Dr Bhaskar Chatterjee, the architect of mandatory CSR in India, expressed satisfaction at the change in mindset of corporate leadership since it introduction
CK Ranganathan, AIMA president, highlighted the role of mandatory CSR in tackling the Covid-19 crisis. (File)
Progressive corporations are ensuring that the benefits of capitalism percolate down, said Rajashree Birla, adding that the key to meaningful corporate social responsibility (CSR) was running it like a business.
“We need to build a society that works for everyone,” the Aditya Birla Centre for Community Initiatives and Rural Development chairperson said at the All India Management Association’s (AIMA) Business Responsibility Summit.
“Aditya Birla Group has a social vision embedded in the business vision,” Birla said, adding that the group had received excellent return on its CSR investment in terms of the number of lives turned around.
Birla also insisted that CSR impact depended on the engagement of the top management.
She said the Aditya Birla Group’s CSR projects had one- and five-year plans and involved partnerships with the government, NGOs, and development agencies. “They help us get the bang for the buck.”
Dr Bhaskar Chatterjee, the architect of mandatory CSR in India, expressed satisfaction at the change in mindset of corporate leadership since the introduction of mandatory CSR in April 2014, with company leaders no longer asking why they were being asked to spend on CSR.
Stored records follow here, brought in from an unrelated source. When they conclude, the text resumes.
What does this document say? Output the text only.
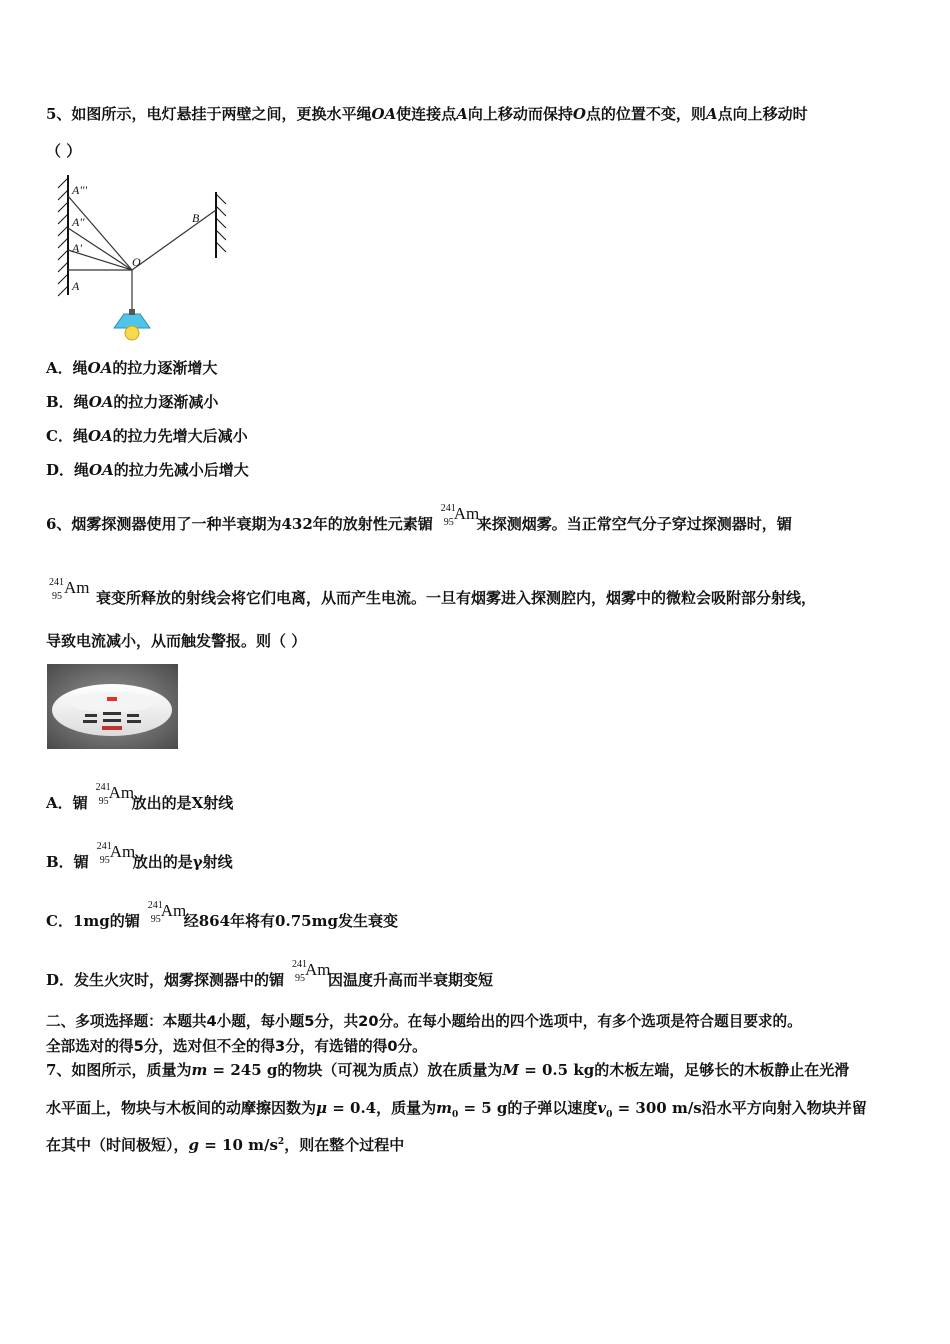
5、如图所示，电灯悬挂于两壁之间，更换水平绳OA使连接点A向上移动而保持O点的位置不变，则A点向上移动时
（ ）
A'''
A''
A'
A
O
B
A．绳OA的拉力逐渐增大
B．绳OA的拉力逐渐减小
C．绳OA的拉力先增大后减小
D．绳OA的拉力先减小后增大
6、烟雾探测器使用了一种半衰期为432年的放射性元素镅
241
95 Am
来探测烟雾。当正常空气分子穿过探测器时，镅
241
95 Am
衰变所释放的射线会将它们电离，从而产生电流。一旦有烟雾进入探测腔内，烟雾中的微粒会吸附部分射线，
导致电流减小，从而触发警报。则（ ）
A．镅
241
95 Am
放出的是X射线
B．镅
241
95 Am
放出的是γ射线
C．1mg的镅
241
95 Am
经864年将有0.75mg发生衰变
D．发生火灾时，烟雾探测器中的镅
241
95 Am
因温度升高而半衰期变短
二、多项选择题：本题共4小题，每小题5分，共20分。在每小题给出的四个选项中，有多个选项是符合题目要求的。
全部选对的得5分，选对但不全的得3分，有选错的得0分。
7、如图所示，质量为m = 245 g的物块（可视为质点）放在质量为M = 0.5 kg的木板左端，足够长的木板静止在光滑
水平面上，物块与木板间的动摩擦因数为μ = 0.4，质量为$m_0 = 5$ g的子弹以速度$v_0 = 300$ m/s沿水平方向射入物块并留
在其中（时间极短），g = 10 $m/s^2$，则在整个过程中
“CSR has moved from the backroom to the boardroom,” he said.
CK Ranganathan, AIMA president and chairman and managing director at CavinKare, highlighted the role of mandatory CSR in tackling the Covid-19 crisis. The structures and systems put in place by companies to comply with CSR obligations allowed them to promptly respond to the crisis, he said. In the first year of the Covid-19 crisis, CSR spending peaked at Rs 25,000 crore, he added.
Ranganathan also pointed to the transition of CSR towards environmental, social and governance (ESG) issues. He said ESG issues were becoming important for investors and consumers in the developed world and Indian companies needed to pay attention to attract their capital. Millennials and Gen-Z are also looking at companies’ ESG record before buying their products or working for them, he said.
AIMA Director General Rekha Sethi also stressed on the importance of human and environment health in business conduct. “The environmental cost of doing business is beginning to be counted more seriously and companies need to watch their ways to avoid restrictions by governments and rejection by consumers,” she said.